The influx of migrants and refugees is a result of a wave of immigration that began in the 1990s and accelerated in the wake of the global financial crisis.
That migration was largely driven by economic hardship, but some people have also been driven by religious persecution and a desire for a better life.
A new wave of migrants is now seeking to enter the U, but they are not all Muslim.
There are also large numbers of white people from the European Union and Canada who have arrived in the U in recent years.
And some, like Alia, have family members who are U.K. citizens.
“It is a huge issue.
It is a problem for our economy and society,” said Mohammad Al-Hassan, a professor at King’s College London and director of the Center for Muslim-British Relations.
There are also concerns that immigration may pose a threat to British culture, and for the future of the country as a whole.
“If the immigration of a minority or the migration [of] a minority is going to have a negative impact on the British identity, then you are going to get the same kind of problems that we have had in the past,” said Ahmed Hamza, a research fellow at the Institute for Economic Affairs and Public Policy at King-College London.

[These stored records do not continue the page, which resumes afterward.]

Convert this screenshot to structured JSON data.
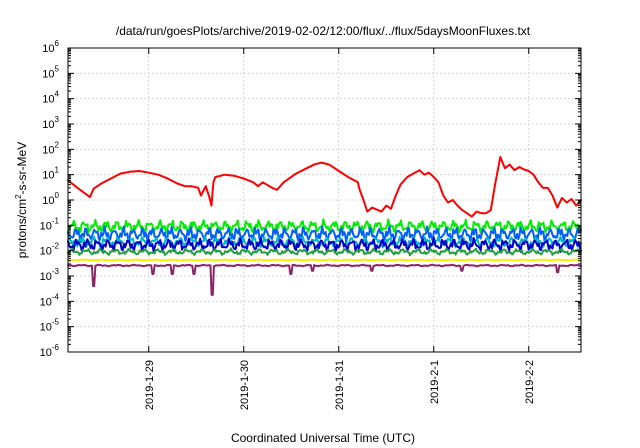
{
  "chart_data": {
    "type": "line",
    "title": "/data/run/goesPlots/archive/2019-02-02/12:00/flux/../flux/5daysMoonFluxes.txt",
    "xlabel": "Coordinated Universal Time (UTC)",
    "ylabel": "protons/cm²-s-sr-MeV",
    "ylabel_parts": {
      "base": "protons/cm",
      "sup": "2",
      "rest": "-s-sr-MeV"
    },
    "yscale": "log",
    "ylim_exponents": [
      -6,
      6
    ],
    "ytick_base": "10",
    "ytick_exponents": [
      "-6",
      "-5",
      "-4",
      "-3",
      "-2",
      "-1",
      "0",
      "1",
      "2",
      "3",
      "4",
      "5",
      "6"
    ],
    "xlim_days": [
      28.15,
      33.55
    ],
    "xtick_labels": [
      "2019-1-29",
      "2019-1-30",
      "2019-1-31",
      "2019-2-1",
      "2019-2-2"
    ],
    "xtick_days": [
      29,
      30,
      31,
      32,
      33
    ],
    "grid": true,
    "legend": "none",
    "series": [
      {
        "color": "#ff0000",
        "points": [
          [
            28.15,
            6
          ],
          [
            28.25,
            3
          ],
          [
            28.33,
            1.8
          ],
          [
            28.38,
            1.3
          ],
          [
            28.42,
            2.8
          ],
          [
            28.5,
            4.5
          ],
          [
            28.6,
            7
          ],
          [
            28.7,
            11
          ],
          [
            28.8,
            13
          ],
          [
            28.9,
            14
          ],
          [
            29.0,
            12
          ],
          [
            29.1,
            10
          ],
          [
            29.2,
            7
          ],
          [
            29.3,
            4.5
          ],
          [
            29.38,
            3.5
          ],
          [
            29.45,
            3.5
          ],
          [
            29.52,
            3
          ],
          [
            29.55,
            1.5
          ],
          [
            29.6,
            3.5
          ],
          [
            29.64,
            1.2
          ],
          [
            29.66,
            0.6
          ],
          [
            29.68,
            5
          ],
          [
            29.7,
            8
          ],
          [
            29.8,
            10
          ],
          [
            29.9,
            9
          ],
          [
            30.0,
            7
          ],
          [
            30.1,
            5
          ],
          [
            30.15,
            3.5
          ],
          [
            30.2,
            5
          ],
          [
            30.3,
            3
          ],
          [
            30.35,
            2.5
          ],
          [
            30.42,
            5
          ],
          [
            30.55,
            11
          ],
          [
            30.65,
            17
          ],
          [
            30.75,
            26
          ],
          [
            30.82,
            30
          ],
          [
            30.9,
            25
          ],
          [
            31.0,
            14
          ],
          [
            31.1,
            8
          ],
          [
            31.2,
            5
          ],
          [
            31.22,
            2.5
          ],
          [
            31.26,
            1
          ],
          [
            31.3,
            0.35
          ],
          [
            31.35,
            0.5
          ],
          [
            31.45,
            0.35
          ],
          [
            31.5,
            0.6
          ],
          [
            31.55,
            0.45
          ],
          [
            31.6,
            1.5
          ],
          [
            31.65,
            4
          ],
          [
            31.72,
            8
          ],
          [
            31.8,
            12
          ],
          [
            31.85,
            15
          ],
          [
            31.9,
            10
          ],
          [
            31.95,
            12
          ],
          [
            32.0,
            8
          ],
          [
            32.05,
            5
          ],
          [
            32.1,
            1.5
          ],
          [
            32.15,
            0.8
          ],
          [
            32.2,
            1
          ],
          [
            32.25,
            0.6
          ],
          [
            32.3,
            0.4
          ],
          [
            32.35,
            0.3
          ],
          [
            32.4,
            0.22
          ],
          [
            32.45,
            0.35
          ],
          [
            32.5,
            0.3
          ],
          [
            32.55,
            0.3
          ],
          [
            32.6,
            0.4
          ],
          [
            32.65,
            5
          ],
          [
            32.7,
            50
          ],
          [
            32.75,
            18
          ],
          [
            32.8,
            25
          ],
          [
            32.85,
            15
          ],
          [
            32.9,
            20
          ],
          [
            32.95,
            16
          ],
          [
            33.0,
            14
          ],
          [
            33.05,
            10
          ],
          [
            33.1,
            5
          ],
          [
            33.15,
            3
          ],
          [
            33.2,
            3
          ],
          [
            33.25,
            1.5
          ],
          [
            33.3,
            0.5
          ],
          [
            33.35,
            1.2
          ],
          [
            33.4,
            0.8
          ],
          [
            33.45,
            1.1
          ],
          [
            33.5,
            0.6
          ],
          [
            33.55,
            1
          ]
        ]
      },
      {
        "color": "#00ee00",
        "base": 0.09,
        "jitter": 0.25,
        "period": 0.031,
        "phase": 0.3
      },
      {
        "color": "#0060ff",
        "base": 0.045,
        "jitter": 0.28,
        "period": 0.027,
        "phase": 1.1
      },
      {
        "color": "#00b8c8",
        "base": 0.022,
        "jitter": 0.2,
        "period": 0.035,
        "phase": 2.0
      },
      {
        "color": "#0000cc",
        "base": 0.017,
        "jitter": 0.25,
        "period": 0.029,
        "phase": 2.7
      },
      {
        "color": "#20a040",
        "base": 0.009,
        "jitter": 0.12,
        "period": 0.041,
        "phase": 0.8
      },
      {
        "color": "#f2f200",
        "base": 0.0043,
        "jitter": 0.02,
        "period": 0.05,
        "phase": 0.0
      },
      {
        "color": "#8b2567",
        "base": 0.0026,
        "jitter": 0.03,
        "period": 0.05,
        "phase": 0.5,
        "dips": [
          [
            28.42,
            0.0004
          ],
          [
            29.05,
            0.0012
          ],
          [
            29.25,
            0.0012
          ],
          [
            29.48,
            0.0012
          ],
          [
            29.67,
            0.00018
          ],
          [
            30.5,
            0.0012
          ],
          [
            30.72,
            0.0016
          ],
          [
            31.35,
            0.0016
          ],
          [
            32.3,
            0.0016
          ],
          [
            33.3,
            0.0014
          ]
        ]
      }
    ]
  }
}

“The British people have a sense of Britishness and the Britishness of the British economy and of the U-K.”
In fact, there are some signs that the British government is already considering measures to reduce the numbers of Muslim migrants and to mitigate the economic impacts of the influx.
In December, the government announced a plan to relocate some 400,000 migrants and asylum seekers who were stranded in the European migrant hotspots of Greece and Italy, according to a senior official at the British Foreign Office.
The move was prompted by a surge in migrants and refugee numbers from Turkey, a country that was hit by a wave last year of deadly attacks on its citizens.
A new round of measures was also announced to allow Britain to deport more migrants and reduce its immigration intake.
But critics say the government’s measures are likely to be too little too late, and are unlikely to have an effect on the growing number of migrants seeking asylum and seeking to reach Europe.
The new measures are part of a broader effort to deal with the wave of migration.
In April, Prime Minister Theresa May announced a crackdown on migrants and returned refugees that is likely to take months.
It was hailed as a response to the increasing threat of terrorism from Syria, where tens of thousands of refugees are fleeing the civil war that has gripped the country since 2011.
But May also said she would seek to keep Britain as a member of the European Convention on Human Rights, a controversial international treaty that governs the rights of people who have sought asylum or who have been displaced due to conflict.
The move came after an anti-immigrant demonstration in the streets of Britain, with anti-refugee protesters shouting anti-Muslim slurs and chanting “Islam is a religion of death.”
But many of the demonstrators were young, largely Muslim men, and the protests quickly turned violent.
A number of people were arrested and charged with incitement to racial hatred and were later released on bail.
According to a report from the Ugly Truth Project, a British-based advocacy group, about 6,000 people have been charged in connection with the protests.
Some of the charges were related to a March 2015 incident in which demonstrators burned a Koran at a demonstration in north London.
More recently, there have been several cases of vandalism targeting Muslim religious sites, including a mosque in north-east London, a mosque near a mosque and the Islamic Centre of Britain in Birmingham.